2) The wall is oriented to expand in the vertical direction
- This is the only way that makes sense, as any other orientation will result in a lowering of the volume of water-level,
thus a loss in potential energy of the volume of water on the back end of the cycle.
Assuming the counter-pressure by the weight was not too heavy for this process, the weight will lift.
So, let's take a look at that process::
If we value the weight at let's say... 1 KG, and it is leveraged by the motion of the wall to lift a distance of 1 Meter.
E = mgh ; 1Kg * 1 m * 9.8 m/s = 9.8 Joules ; ok, great we have now gained a potential of 9.8 Joules, by expanding the water.
The conclusion made here, is that when you raise the Temperature of the water, increasing its density once again,
and thus lowering the volume, you can "extract" energy by then lifting a second weight.

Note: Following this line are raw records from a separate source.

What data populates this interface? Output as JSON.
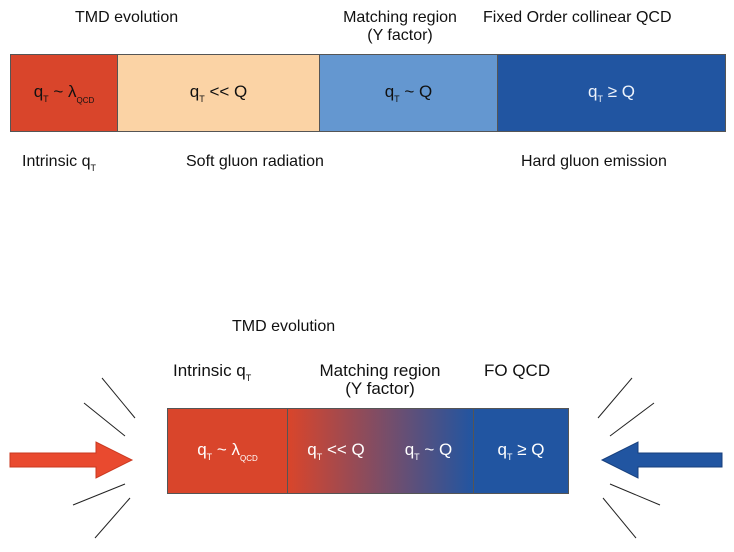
{
  "top": {
    "headings": {
      "tmd": "TMD evolution",
      "matching_line1": "Matching region",
      "matching_line2": "(Y factor)",
      "fixed_order": "Fixed Order collinear QCD"
    },
    "boxes": [
      {
        "base": "q",
        "sub": "T",
        "rel": " ~ λ",
        "rel_sub": "QCD",
        "color": "#d9452b"
      },
      {
        "base": "q",
        "sub": "T",
        "rel": " << Q",
        "rel_sub": "",
        "color": "#fbd3a5"
      },
      {
        "base": "q",
        "sub": "T",
        "rel": " ~ Q",
        "rel_sub": "",
        "color": "#6497d0"
      },
      {
        "base": "q",
        "sub": "T",
        "rel": " ≥ Q",
        "rel_sub": "",
        "color": "#2155a1"
      }
    ],
    "bottom_labels": {
      "intrinsic": "Intrinsic q",
      "intrinsic_sub": "T",
      "soft": "Soft gluon radiation",
      "hard": "Hard gluon emission"
    }
  },
  "bottom": {
    "title": "TMD evolution",
    "headings": {
      "intrinsic": "Intrinsic q",
      "intrinsic_sub": "T",
      "matching_line1": "Matching region",
      "matching_line2": "(Y factor)",
      "fo": "FO QCD"
    },
    "boxes": [
      {
        "base": "q",
        "sub": "T",
        "rel": " ~ λ",
        "rel_sub": "QCD"
      },
      {
        "base": "q",
        "sub": "T",
        "rel": " << Q",
        "rel_sub": ""
      },
      {
        "base": "q",
        "sub": "T",
        "rel": " ~ Q",
        "rel_sub": ""
      },
      {
        "base": "q",
        "sub": "T",
        "rel": " ≥ Q",
        "rel_sub": ""
      }
    ],
    "colors": {
      "red": "#d9452b",
      "blue": "#2155a1"
    }
  }
}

Logically, this makes sense. But only because you are missing one important factor::
The pressure
There is an important relationship between Temperature, Pressure, and Volume.
When you "extract" the energy gained by lifting the weight, you are also changing the pressure exerted on the volume.
And Thus you will lose exactly the same amount of energy, in form of Temperature.
[ modified for clarity: The weight being lifted exerts pressure on the volume of water/ice inside the container, if you transfer this to the second weight, the pressure is relieved, thus lowering the Temperature of the volume.]
What this means is,. for every Joule of energy you "gain" in the form of Potential Energy of the second weight,
You will have to put back into the water to heat it back up to 4-degrees.
Hope this helps.
Sm0ky2
More practical would be phase transition e.g. liquid - gas as we see it in nature...
Quote from: vasik041 on March 05, 2015, 03:13:01 PM
More practical would be phase transition e.g. liquid - gas as we see it in nature...
But, to do that do you not need energy imported from somewhere? In nature we see this as water evaporates but, there is that thing called the sun that inputs a lot of energy so this can happen.
Bill
Heat is still "free" energy and it available everywhere...
Quote from: vasik041 on March 05, 2015, 03:27:39 PM
Heat is still "free" energy it available everywhere...
OK, I do not disagree with that.
Thanks,
Bill
Quote from: vasik041 on March 05, 2015, 03:27:39 PM
Heat is still "free" energy and it available everywhere...
That is what makes this, at least somewhat feasible.
The temperatures we're talking about are considerably well below ambient in most areas.
it may be possible to use this type of device, as a non-conventional "heat-pump",
to extract energy and store it in the form of gravitational potential.
But, it is certainly not a violation of Thermodynamics.
Thanks